SADC realizes that if it is to effectively encourage investment and trade, it needs to have a court that can be accessed by people and companies doing business in the region. But a growing group of SADC countries, led by Zimbabwe, want to limit the extent to which individuals can bring human rights cases against them.
Driven by these competing interests, SADC member states now seem to have hammered out a makeshift solution that mirrors the situation at the East African Community (EAC) Court of Justice, whose human rights mandate has yet to be established. The obvious risk is that SADC could fall into the same trap, and five or even 10 years could pass before the human rights protocol is agreed to. A final decision on the justice ministers’ proposal is due to be made at the next SADC summit in Maputo in August.
Regardless of the outcome of the summit, it is crucial that all groups with a stake in this process begin to take a stronger interest in what is fast becoming a litmus test for the rule of law in the SADC region.

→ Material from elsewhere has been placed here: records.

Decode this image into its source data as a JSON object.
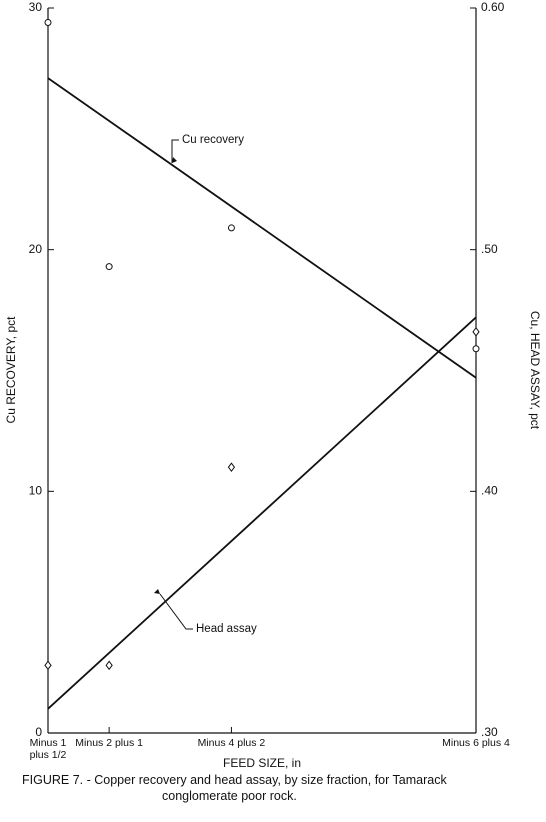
{
  "chart_data": {
    "type": "scatter",
    "title": "FIGURE 7. - Copper recovery and head assay, by size fraction, for Tamarack conglomerate poor rock.",
    "xlabel": "FEED SIZE, in",
    "ylabel": "Cu RECOVERY, pct",
    "y2label": "Cu, HEAD ASSAY, pct",
    "xlim": [
      0,
      7
    ],
    "xticks": [
      {
        "value": 0,
        "label": "Minus 1 plus 1/2"
      },
      {
        "value": 1,
        "label": "Minus 2 plus 1"
      },
      {
        "value": 3,
        "label": "Minus 4 plus 2"
      },
      {
        "value": 7,
        "label": "Minus 6 plus 4"
      }
    ],
    "ylim": [
      0,
      30
    ],
    "yticks": [
      0,
      10,
      20,
      30
    ],
    "y2lim": [
      0.3,
      0.6
    ],
    "y2ticks": [
      {
        "value": 0.3,
        "label": ".30"
      },
      {
        "value": 0.4,
        "label": ".40"
      },
      {
        "value": 0.5,
        "label": ".50"
      },
      {
        "value": 0.6,
        "label": "0.60"
      }
    ],
    "series": [
      {
        "name": "Cu recovery",
        "marker": "circle",
        "color": "#111111",
        "x": [
          0,
          1,
          3,
          7
        ],
        "values": [
          29.4,
          19.3,
          20.9,
          15.9
        ],
        "fit": {
          "x": [
            0,
            7
          ],
          "values": [
            27.1,
            14.7
          ]
        }
      },
      {
        "name": "Head assay",
        "marker": "diamond",
        "color": "#111111",
        "axis": "y2",
        "x": [
          0,
          1,
          3,
          7
        ],
        "values": [
          0.328,
          0.328,
          0.41,
          0.466
        ],
        "fit": {
          "x": [
            0,
            7
          ],
          "values": [
            0.31,
            0.472
          ]
        }
      }
    ]
  }
}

Under the current proposal to reform the SADC Tribunal, businesses investing in the SADC region with a legal interest in a given matter will be able to bring their complaints and disputes to the tribunal. This provides an important guarantee for investors who may not be able to find redress in national courts, which often come under pressure from governments that are parties to disputes.

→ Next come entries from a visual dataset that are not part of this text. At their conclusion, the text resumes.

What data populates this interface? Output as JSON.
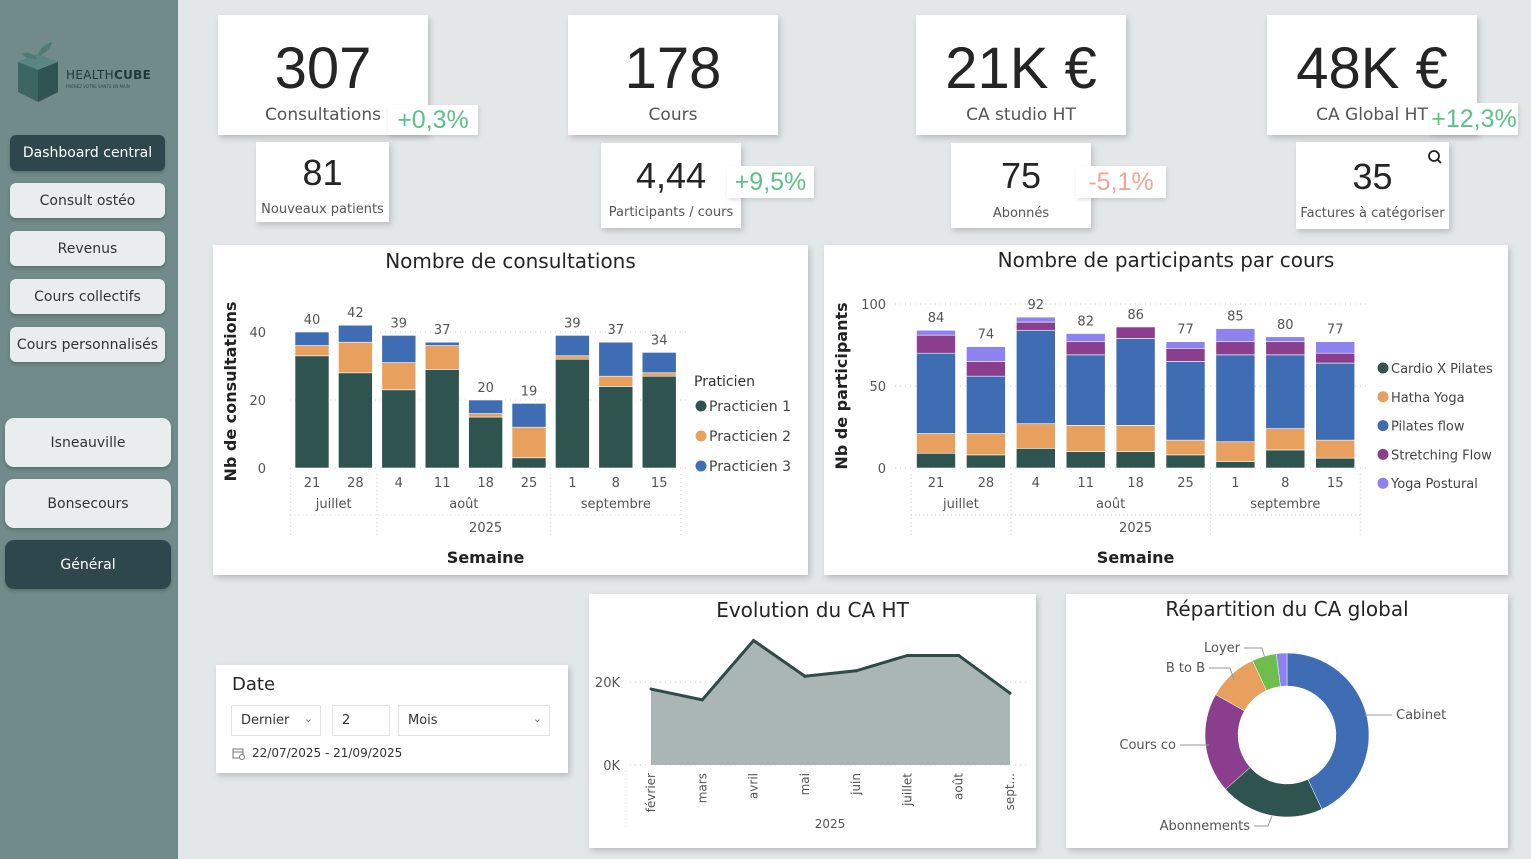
{
  "brand": {
    "name_light": "HEALTH",
    "name_bold": "CUBE",
    "tagline": "PRENEZ VOTRE SANTE EN MAIN"
  },
  "nav": {
    "items": [
      {
        "label": "Dashboard central",
        "active": true
      },
      {
        "label": "Consult ostéo",
        "active": false
      },
      {
        "label": "Revenus",
        "active": false
      },
      {
        "label": "Cours collectifs",
        "active": false
      },
      {
        "label": "Cours personnalisés",
        "active": false
      }
    ],
    "sites": [
      {
        "label": "Isneauville",
        "active": false
      },
      {
        "label": "Bonsecours",
        "active": false
      },
      {
        "label": "Général",
        "active": true
      }
    ]
  },
  "kpis": {
    "consultations": {
      "value": "307",
      "label": "Consultations",
      "delta": "+0,3%"
    },
    "nouveaux_patients": {
      "value": "81",
      "label": "Nouveaux patients"
    },
    "cours": {
      "value": "178",
      "label": "Cours"
    },
    "participants_cours": {
      "value": "4,44",
      "label": "Participants / cours",
      "delta": "+9,5%"
    },
    "ca_studio": {
      "value": "21K €",
      "label": "CA studio HT"
    },
    "abonnes": {
      "value": "75",
      "label": "Abonnés",
      "delta": "-5,1%"
    },
    "ca_global": {
      "value": "48K €",
      "label": "CA Global HT",
      "delta": "+12,3%"
    },
    "factures": {
      "value": "35",
      "label": "Factures à catégoriser",
      "icon": "search-icon"
    }
  },
  "colors": {
    "positive": "#5cc28a",
    "negative": "#f0a595",
    "sidebar": "#708b89",
    "nav_dark": "#2e474d"
  },
  "date_filter": {
    "title": "Date",
    "mode": "Dernier",
    "count": "2",
    "unit": "Mois",
    "range": "22/07/2025 - 21/09/2025"
  },
  "chart_data": [
    {
      "type": "bar",
      "stacked": true,
      "title": "Nombre de consultations",
      "xlabel": "Semaine",
      "ylabel": "Nb de consultations",
      "categories": [
        "21",
        "28",
        "4",
        "11",
        "18",
        "25",
        "1",
        "8",
        "15"
      ],
      "month_groups": [
        {
          "label": "juillet",
          "count": 2
        },
        {
          "label": "août",
          "count": 4
        },
        {
          "label": "septembre",
          "count": 3
        }
      ],
      "year": "2025",
      "yticks": [
        0,
        20,
        40
      ],
      "ylim": [
        0,
        45
      ],
      "totals": [
        40,
        42,
        39,
        37,
        20,
        19,
        39,
        37,
        34
      ],
      "legend_title": "Praticien",
      "legend_position": "right",
      "series": [
        {
          "name": "Practicien 1",
          "color": "#2f5450",
          "values": [
            33,
            28,
            23,
            29,
            15,
            3,
            32,
            24,
            27
          ]
        },
        {
          "name": "Practicien 2",
          "color": "#e8a05e",
          "values": [
            3,
            9,
            8,
            7,
            1,
            9,
            1,
            3,
            1
          ]
        },
        {
          "name": "Practicien 3",
          "color": "#3f6db3",
          "values": [
            4,
            5,
            8,
            1,
            4,
            7,
            6,
            10,
            6
          ]
        }
      ]
    },
    {
      "type": "bar",
      "stacked": true,
      "title": "Nombre de participants par cours",
      "xlabel": "Semaine",
      "ylabel": "Nb de participants",
      "categories": [
        "21",
        "28",
        "4",
        "11",
        "18",
        "25",
        "1",
        "8",
        "15"
      ],
      "month_groups": [
        {
          "label": "juillet",
          "count": 2
        },
        {
          "label": "août",
          "count": 4
        },
        {
          "label": "septembre",
          "count": 3
        }
      ],
      "year": "2025",
      "yticks": [
        0,
        50,
        100
      ],
      "ylim": [
        0,
        100
      ],
      "totals": [
        84,
        74,
        92,
        82,
        86,
        77,
        85,
        80,
        77
      ],
      "legend_position": "right",
      "series": [
        {
          "name": "Cardio X Pilates",
          "color": "#2f5450",
          "values": [
            9,
            8,
            12,
            10,
            10,
            8,
            4,
            11,
            6
          ]
        },
        {
          "name": "Hatha Yoga",
          "color": "#e8a05e",
          "values": [
            12,
            13,
            15,
            16,
            16,
            9,
            12,
            13,
            11
          ]
        },
        {
          "name": "Pilates flow",
          "color": "#3f6db3",
          "values": [
            49,
            35,
            57,
            43,
            53,
            48,
            53,
            45,
            47
          ]
        },
        {
          "name": "Stretching Flow",
          "color": "#8b3e8e",
          "values": [
            11,
            9,
            5,
            8,
            7,
            8,
            8,
            8,
            6
          ]
        },
        {
          "name": "Yoga Postural",
          "color": "#8c82f0",
          "values": [
            3,
            9,
            3,
            5,
            0,
            4,
            8,
            3,
            7
          ]
        }
      ]
    },
    {
      "type": "area",
      "title": "Evolution du CA HT",
      "categories": [
        "février",
        "mars",
        "avril",
        "mai",
        "juin",
        "juillet",
        "août",
        "sept..."
      ],
      "year": "2025",
      "values": [
        18300,
        15700,
        30000,
        21400,
        22700,
        26400,
        26400,
        17300
      ],
      "yticks": [
        {
          "v": 0,
          "label": "0K"
        },
        {
          "v": 20000,
          "label": "20K"
        }
      ],
      "ylim": [
        0,
        32000
      ],
      "line_color": "#2f4a47",
      "fill_color": "#a9b6b4"
    },
    {
      "type": "pie",
      "donut": true,
      "title": "Répartition du CA global",
      "slices": [
        {
          "label": "Cabinet",
          "value": 43,
          "color": "#3f6db3"
        },
        {
          "label": "Abonnements",
          "value": 20.5,
          "color": "#2f5450"
        },
        {
          "label": "Cours co",
          "value": 19.7,
          "color": "#8b3e8e"
        },
        {
          "label": "B to B",
          "value": 9.9,
          "color": "#e8a05e"
        },
        {
          "label": "Loyer",
          "value": 4.8,
          "color": "#6cbf4c"
        },
        {
          "label": "",
          "value": 2.1,
          "color": "#8c82f0"
        }
      ]
    }
  ]
}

The proposal also provides for a new Appeals Chamber, with the power to review the findings and conclusions of mediation panels established under other protocols, including the Protocol on Trade. Similarly, the tribunal would remain an important final arbiter under the Protocol on Finance and Investment.
These aspects of the reform are important because they show that the SADC Tribunal is far more than just a human rights court. A handful of human rights organizations have been the most vocal advocates for a stronger tribunal, but there are clearly many more interest groups that should be calling for its reinstatement.
In order to ensure that the right type of pressure is brought to bear on SADC leaders in the run-up to the summit, human rights NGOs should now be joined by a broader cross-section of civil society—including business, the media, and labor unions from both southern Africa and farther afield.
Countries like the United States and the United Kingdom should also be concerned about the tribunal and use their influence to encourage SADC leaders to provide for its human rights mandate, or at least to ensure that some form of individual access is guaranteed after August.
There is also a lobbying role to be played by local chambers of commerce, and by the American and international chambers, which represent the interests of potential investors in the SADC region.
As the review process thus far has shown, the technical proposals by the justice ministers are not set in stone, and SADC’s political masters may very well come up with different ideas in Maputo. Consequently, the need for intensive, high-level advocacy over the next several weeks cannot be stated strongly enough.